Agnès Letestu apparait clairement comme leur chef. Délicieuse à chacun de ses pas, Reine Agnès a encore dominé, par son style, son élégance, et son interprétation tout en finesse et en humour. Car ne nous y trompons pas, celle qui décide, c’est elle, certainement pas Apollon. Si elle obéit à ses gestes au début, elle prend le contrôle au moment du pas de deux de façon très clair. C’est elle finalement qui inspire Apollon, qui lui donne l’impulsion, la force et l’imagination d’introniser ces trois muses. Un très joli moment.
O Zlozony / O Composite de Trisha Brown
Malgré la présence de la sublime Isabelle Ciaravola, très en forme, encore une fois je n’ai pas accroché. Le trio, complété par Vincent Chaillet et Josua Hoffalt, était assez homogène, contrairement à la première qui montrait plutôt trois fortes personnalités en opposition. Mais rien n’y fait, je reste sur le palier.

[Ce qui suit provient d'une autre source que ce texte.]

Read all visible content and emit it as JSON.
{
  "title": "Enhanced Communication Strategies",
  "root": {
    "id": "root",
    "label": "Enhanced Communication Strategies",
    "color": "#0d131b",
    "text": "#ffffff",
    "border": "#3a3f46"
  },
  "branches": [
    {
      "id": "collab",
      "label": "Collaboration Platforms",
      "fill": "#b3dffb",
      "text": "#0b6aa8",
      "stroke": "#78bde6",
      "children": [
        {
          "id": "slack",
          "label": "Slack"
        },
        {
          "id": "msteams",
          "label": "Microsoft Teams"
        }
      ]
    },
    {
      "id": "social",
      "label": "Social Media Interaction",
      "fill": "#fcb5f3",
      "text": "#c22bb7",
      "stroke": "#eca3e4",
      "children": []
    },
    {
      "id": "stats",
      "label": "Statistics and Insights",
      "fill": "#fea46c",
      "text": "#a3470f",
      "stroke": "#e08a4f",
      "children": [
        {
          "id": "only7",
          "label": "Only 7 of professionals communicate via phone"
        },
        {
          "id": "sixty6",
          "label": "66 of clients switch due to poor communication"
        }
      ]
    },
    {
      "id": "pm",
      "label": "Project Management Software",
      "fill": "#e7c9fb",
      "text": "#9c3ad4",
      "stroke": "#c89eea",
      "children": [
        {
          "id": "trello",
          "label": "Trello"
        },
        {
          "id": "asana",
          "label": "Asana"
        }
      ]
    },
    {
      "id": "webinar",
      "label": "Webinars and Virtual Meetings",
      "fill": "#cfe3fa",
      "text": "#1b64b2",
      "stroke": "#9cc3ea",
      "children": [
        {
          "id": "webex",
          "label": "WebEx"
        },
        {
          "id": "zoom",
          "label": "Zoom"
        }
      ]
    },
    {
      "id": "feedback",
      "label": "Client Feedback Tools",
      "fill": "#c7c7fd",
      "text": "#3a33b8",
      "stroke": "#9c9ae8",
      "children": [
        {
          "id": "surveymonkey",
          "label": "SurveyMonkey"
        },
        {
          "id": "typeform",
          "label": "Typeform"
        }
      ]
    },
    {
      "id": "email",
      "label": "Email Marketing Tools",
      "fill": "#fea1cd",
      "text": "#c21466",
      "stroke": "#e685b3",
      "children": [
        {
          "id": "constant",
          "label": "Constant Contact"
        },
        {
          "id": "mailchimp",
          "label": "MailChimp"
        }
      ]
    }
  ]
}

J’avais un peu bossé le programme avant. D’après ce que j’ai compris, la chorégraphe a inventé plusieurs alphabets corporels, liés à la musique. J’ai essayé de les retrouver, pour passer le temps, mais sans véritable succès. J’ai en fait plus l’impression d’avoir assisté à une sorte d’expérience chorégraphique, presque scientifique. Je ne doute pas que cela ait été très intéressant pour Trisha Brown et ses interprètes, mais ne s’agirait-il pas là d’un plaisir égoïste, qui ne tient pas vraiment compte du public ?
Le Sacre du Printemps de Pina Bausch
Deuxième Sacre, deuxième grand frisson… Je sens que c’est le genre d’oeuvre dont je ne pourrais jamais me lasser, que j’aurais l’impression de redécouvrir à chaque fois.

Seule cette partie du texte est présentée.